Ore apa tenkiterunoto nemeti keeya. Ore ele loongukuurmi naa keitayiolo iyiool ajo kai apa ekununye erikeeya pee ewuo enkop.

En los primeros tiempos de la Tierra, Natero Kop vivía con los suyos en un poblado masai llamado Enkang. Sus viviendas estaban hechas con ramas cubiertas de barro con bosta de vaca y ceniza y protegidas por barreras de espinos. En aquel tiempo, el Sol brillaba siempre y la Luna no se veía. Estaba escondida detrás del Sol.
En aquel poblado vivía un anciano que llevaba por nombre Olesikari. Este hombre tenía dos mujeres y cada una de ellas le había dado un hijo. Natero Kop le dijo al patriarca Leeyo que Enkai le había dado el siguiente mandato: si moría un niño de la tribu, tenía que llevar su cuerpo lejos, a la sabana, diciendo: «Hombre, muere y vuelve a nosotros. Luna, muere y no vuelvas jamás».
Uno de los niños estaba muy enfermo desde su nacimiento y se puso muy grave.
Olesikari fue a ver a Leeyo y le pidió consejo. Leeyo le comunicó el mandato de Natero Kop.
Olesikari volvió a su casa y se encontró con Notatimi, su primera esposa. Aunque no era suyo el niño enfermo, ella lo cuidaba.
Él le comunicó el mandato de Leeyo y le pidió que, si el niño moría, lo cumpliera.
Cuando el niño murió, en el momento de depositar el cuerpo en medio de la sabana, Notatimi pensó: «Al fin y al cabo, el niño ya está muerto así que voy a decir lo contrario del mandato, a ver qué pasa».
Notatimi pronunció las siguientes palabras: «Hombre, muere y no vuelve nunca. Luna, muere y vuelve con nosotros», y regresó a su casa.
Entonces el cielo se tiñó de los colores del fuego, lanzando destellos dorados sobre las acacias y sobre toda la sabana. Después se fue oscureciendo lentamente, hasta que se hizo negro, y las tinieblas se adueñaron de la, sabana.
Era la noche. La primera noche de la Tierra...
Todo el mundo tenía miedo y los la animales no se atrevían a moverse.
Notatimi comprendió que la cólera de Enkai había caído sobre ella como castigo por su desobediencia. Después apareció en el cielo una bola blanca que desprendía un débil resplandor sobre la sabana. Nadie se atrevía a mirarla, temiendo perder la vida. Aquella noche, la primera noche en la Tierra, nadie durmió.

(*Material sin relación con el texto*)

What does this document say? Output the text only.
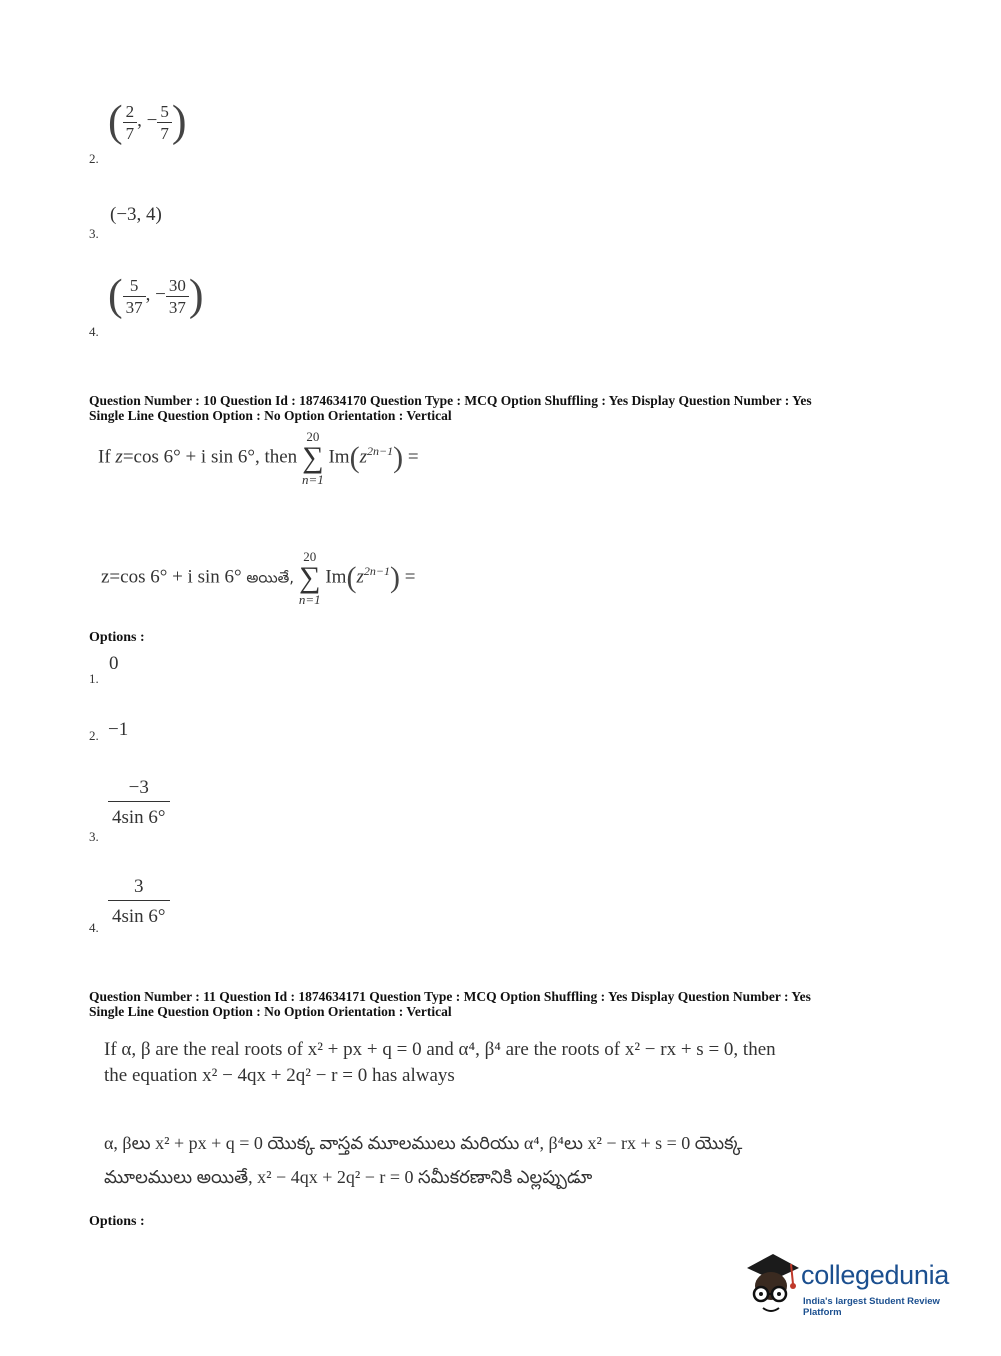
( $\frac{2}{7}$ , − $\frac{5}{7}$ )
2.
(−3, 4)
3.
( $\frac{5}{37}$ , − $\frac{30}{37}$ )
4.
Question Number : 10 Question Id : 1874634170 Question Type : MCQ Option Shuffling : Yes Display Question Number : Yes
Single Line Question Option : No Option Orientation : Vertical
If z=cos 6° + i sin 6°, then
20
∑
n=1
$Im(z^{2n-1})$ =
z=cos 6° + i sin 6° అయితే,
20
∑
n=1
$Im(z^{2n-1})$ =
Options :
0
1.
2. −1
$\frac{-3}{4\sin 6^\circ}$
3.
$\frac{3}{4\sin 6^\circ}$
4.
Question Number : 11 Question Id : 1874634171 Question Type : MCQ Option Shuffling : Yes Display Question Number : Yes
Single Line Question Option : No Option Orientation : Vertical
If α, β are the real roots of x² + px + q = 0 and α⁴, β⁴ are the roots of x² − rx + s = 0, then
the equation x² − 4qx + 2q² − r = 0 has always
α, βలు x² + px + q = 0 యొక్క వాస్తవ మూలములు మరియు α⁴, β⁴లు x² − rx + s = 0 యొక్క
మూలములు అయితే, x² − 4qx + 2q² − r = 0 సమీకరణానికి ఎల్లప్పుడూ
Options :
collegedunia
India's largest Student Review Platform
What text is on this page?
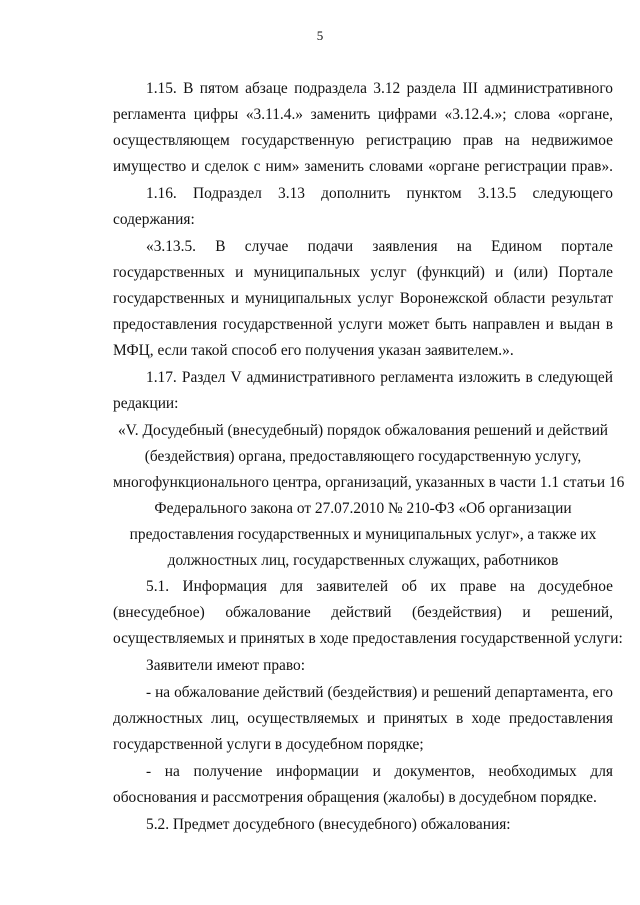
5
1.15. В пятом абзаце подраздела 3.12 раздела III административного
регламента цифры «3.11.4.» заменить цифрами «3.12.4.»; слова «органе,
осуществляющем государственную регистрацию прав на недвижимое
имущество и сделок с ним» заменить словами «органе регистрации прав».
1.16. Подраздел 3.13 дополнить пунктом 3.13.5 следующего
содержания:
«3.13.5. В случае подачи заявления на Едином портале
государственных и муниципальных услуг (функций) и (или) Портале
государственных и муниципальных услуг Воронежской области результат
предоставления государственной услуги может быть направлен и выдан в
МФЦ, если такой способ его получения указан заявителем.».
1.17. Раздел V административного регламента изложить в следующей
редакции:
«V. Досудебный (внесудебный) порядок обжалования решений и действий
(бездействия) органа, предоставляющего государственную услугу,
многофункционального центра, организаций, указанных в части 1.1 статьи 16
Федерального закона от 27.07.2010 № 210-ФЗ «Об организации
предоставления государственных и муниципальных услуг», а также их
должностных лиц, государственных служащих, работников
5.1. Информация для заявителей об их праве на досудебное
(внесудебное) обжалование действий (бездействия) и решений,
осуществляемых и принятых в ходе предоставления государственной услуги:
Заявители имеют право:
- на обжалование действий (бездействия) и решений департамента, его
должностных лиц, осуществляемых и принятых в ходе предоставления
государственной услуги в досудебном порядке;
- на получение информации и документов, необходимых для
обоснования и рассмотрения обращения (жалобы) в досудебном порядке.
5.2. Предмет досудебного (внесудебного) обжалования:
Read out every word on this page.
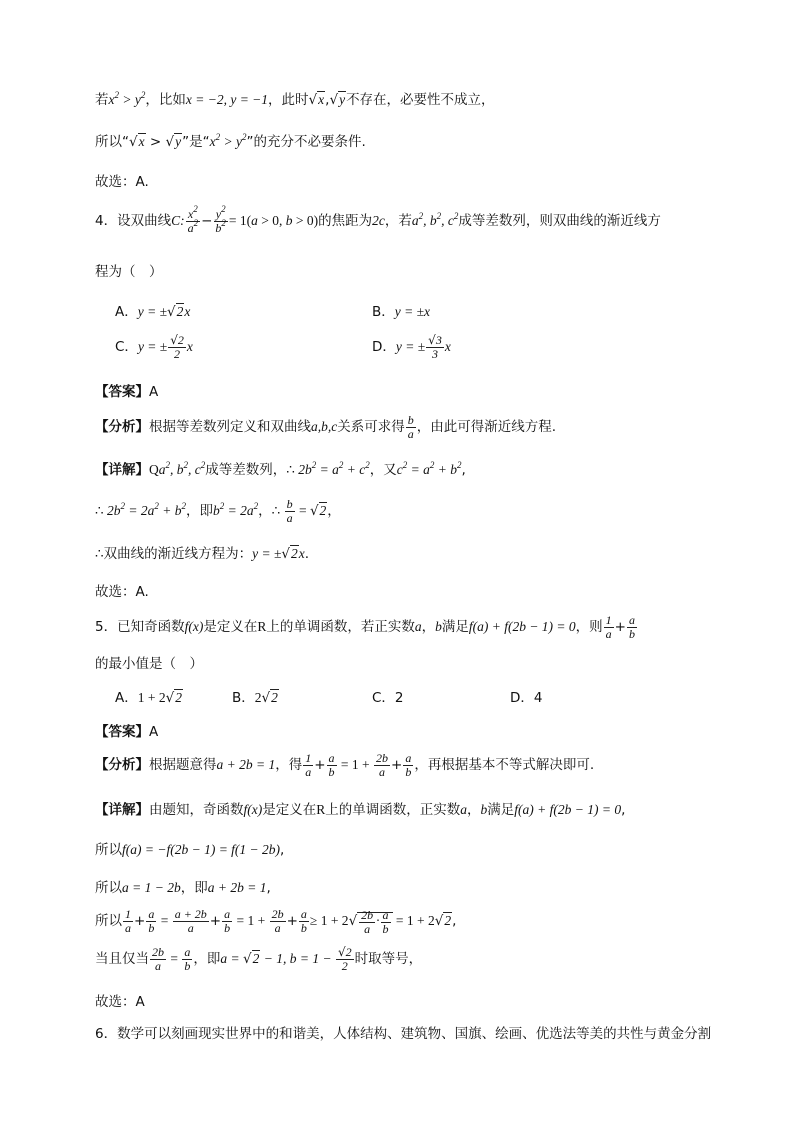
若$x^2 > y^2$，比如x = −2, y = −1，此时√x,√y不存在，必要性不成立，
所以“√x > √y”是“$x^2 > y^2$”的充分不必要条件.
故选：A.
4．设双曲线C: $\frac{x^2}{a^2} - \frac{y^2}{b^2} = 1(a > 0$, b > 0)的焦距为2c，若$a^2$, $b^2$, $c^2$成等差数列，则双曲线的渐近线方
程为（　）
A．y = ±√2x	B．y = ±x
C．y = ± $\frac{√2}{2}$ x	D．y = ± $\frac{√3}{3}$ x
【答案】A
【分析】根据等差数列定义和双曲线a,b,c关系可求得 $\frac{b}{a}$ ，由此可得渐近线方程.
【详解】Qa$^2$, $b^2$, $c^2$成等差数列，∴ $2b^2 = a^2 + c^2$，又$c^2 = a^2 + b^2$,
∴ $2b^2 = 2a^2 + b^2$，即$b^2 = 2a^2$，∴ $\frac{b}{a} = √2$，
∴双曲线的渐近线方程为：y = ±√2x.
故选：A.
5．已知奇函数f(x)是定义在R上的单调函数，若正实数a，b满足f(a) + f(2b − 1) = 0，则 $\frac{1}{a} + \frac{a}{b}$
的最小值是（　）
A．1 + 2√2	B．2√2	C．2	D．4
【答案】A
【分析】根据题意得a + 2b = 1，得 $\frac{1}{a} + \frac{a}{b} = 1 + \frac{2b}{a} + \frac{a}{b}$ ，再根据基本不等式解决即可.
【详解】由题知，奇函数f(x)是定义在R上的单调函数，正实数a，b满足f(a) + f(2b − 1) = 0,
所以f(a) = −f(2b − 1) = f(1 − 2b),
所以a = 1 − 2b，即a + 2b = 1,
所以 $\frac{1}{a} + \frac{a}{b} = \frac{a + 2b}{a} + \frac{a}{b} = 1 + \frac{2b}{a} + \frac{a}{b} \ge 1 + 2√ \frac{2b}{a} \cdot \frac{a}{b} = 1 + 2√2$,
当且仅当 $\frac{2b}{a} = \frac{a}{b}$ ，即a = √2 − 1, $b = 1 - \frac{√2}{2}$ 时取等号，
故选：A
6．数学可以刻画现实世界中的和谐美，人体结构、建筑物、国旗、绘画、优选法等美的共性与黄金分割
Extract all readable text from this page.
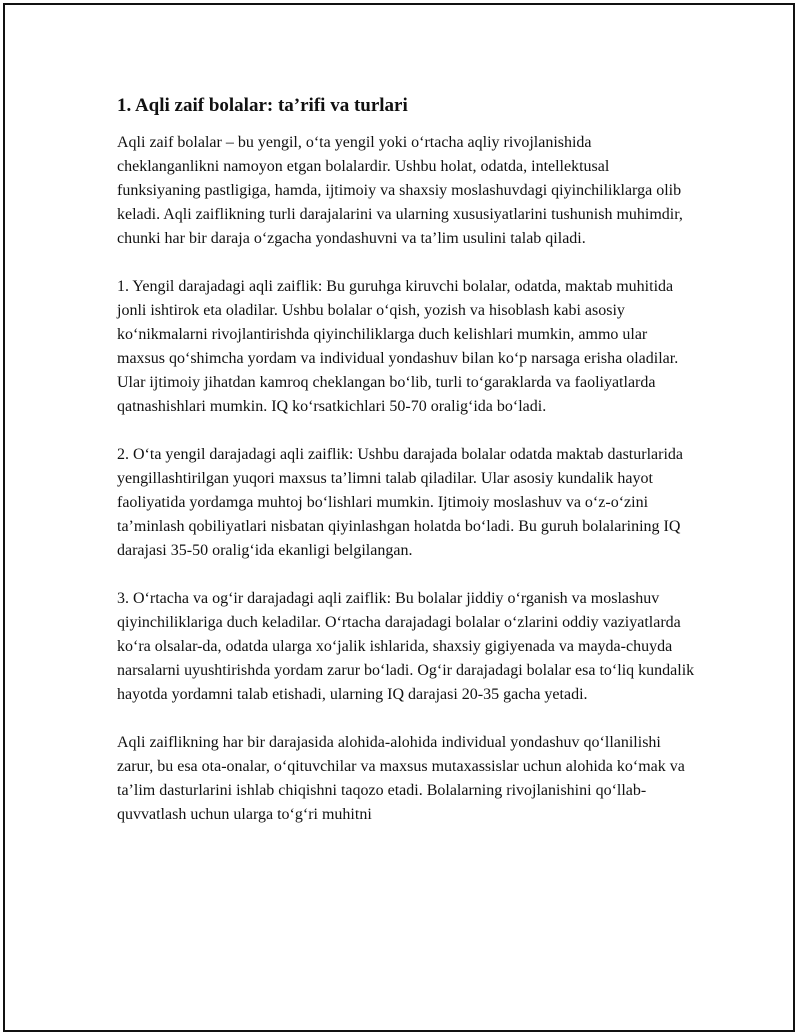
1. Aqli zaif bolalar: ta’rifi va turlari

Aqli zaif bolalar – bu yengil, o‘ta yengil yoki o‘rtacha aqliy rivojlanishida cheklanganlikni namoyon etgan bolalardir. Ushbu holat, odatda, intellektusal funksiyaning pastligiga, hamda, ijtimoiy va shaxsiy moslashuvdagi qiyinchiliklarga olib keladi. Aqli zaiflikning turli darajalarini va ularning xususiyatlarini tushunish muhimdir, chunki har bir daraja o‘zgacha yondashuvni va ta’lim usulini talab qiladi.

1. Yengil darajadagi aqli zaiflik: Bu guruhga kiruvchi bolalar, odatda, maktab muhitida jonli ishtirok eta oladilar. Ushbu bolalar o‘qish, yozish va hisoblash kabi asosiy ko‘nikmalarni rivojlantirishda qiyinchiliklarga duch kelishlari mumkin, ammo ular maxsus qo‘shimcha yordam va individual yondashuv bilan ko‘p narsaga erisha oladilar. Ular ijtimoiy jihatdan kamroq cheklangan bo‘lib, turli to‘garaklarda va faoliyatlarda qatnashishlari mumkin. IQ ko‘rsatkichlari 50-70 oralig‘ida bo‘ladi.

2. O‘ta yengil darajadagi aqli zaiflik: Ushbu darajada bolalar odatda maktab dasturlarida yengillashtirilgan yuqori maxsus ta’limni talab qiladilar. Ular asosiy kundalik hayot faoliyatida yordamga muhtoj bo‘lishlari mumkin. Ijtimoiy moslashuv va o‘z-o‘zini ta’minlash qobiliyatlari nisbatan qiyinlashgan holatda bo‘ladi. Bu guruh bolalarining IQ darajasi 35-50 oralig‘ida ekanligi belgilangan.

3. O‘rtacha va og‘ir darajadagi aqli zaiflik: Bu bolalar jiddiy o‘rganish va moslashuv qiyinchiliklariga duch keladilar. O‘rtacha darajadagi bolalar o‘zlarini oddiy vaziyatlarda ko‘ra olsalar-da, odatda ularga xo‘jalik ishlarida, shaxsiy gigiyenada va mayda-chuyda narsalarni uyushtirishda yordam zarur bo‘ladi. Og‘ir darajadagi bolalar esa to‘liq kundalik hayotda yordamni talab etishadi, ularning IQ darajasi 20-35 gacha yetadi.

Aqli zaiflikning har bir darajasida alohida-alohida individual yondashuv qo‘llanilishi zarur, bu esa ota-onalar, o‘qituvchilar va maxsus mutaxassislar uchun alohida ko‘mak va ta’lim dasturlarini ishlab chiqishni taqozo etadi. Bolalarning rivojlanishini qo‘llab-quvvatlash uchun ularga to‘g‘ri muhitni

Por fin, poco a poco, la luz regresó y con ella el alba. Los gallos fueron los primeros en manifestar su alegría. Después, todas y cada una de las criaturas dejaron de tener miedo y volvieron a sus ocupaciones de siempre. Volvió a caer la noche, y regresó la Luna, y todo el mundo se fue acostumbrando a su opalescente luz.
Notatimi no había dormido aquella noche: había estado rezando para que el niño volviese, renaciendo, al mundo de los vivos. Pero el niño no regresó. Y cuando Olesikari comprendió que había perdido a su hijo para siempre, le preguntó a su mujer qué era lo que había dicho.
Ella se lo contó y Olesikari la echó de la choza y le dijo que se construyera su propio hogar al otro extremo del poblado. Por esta razón, desde hace mucho y hasta nuestros días, las esposas de un masai no viven bajo un mismo techo.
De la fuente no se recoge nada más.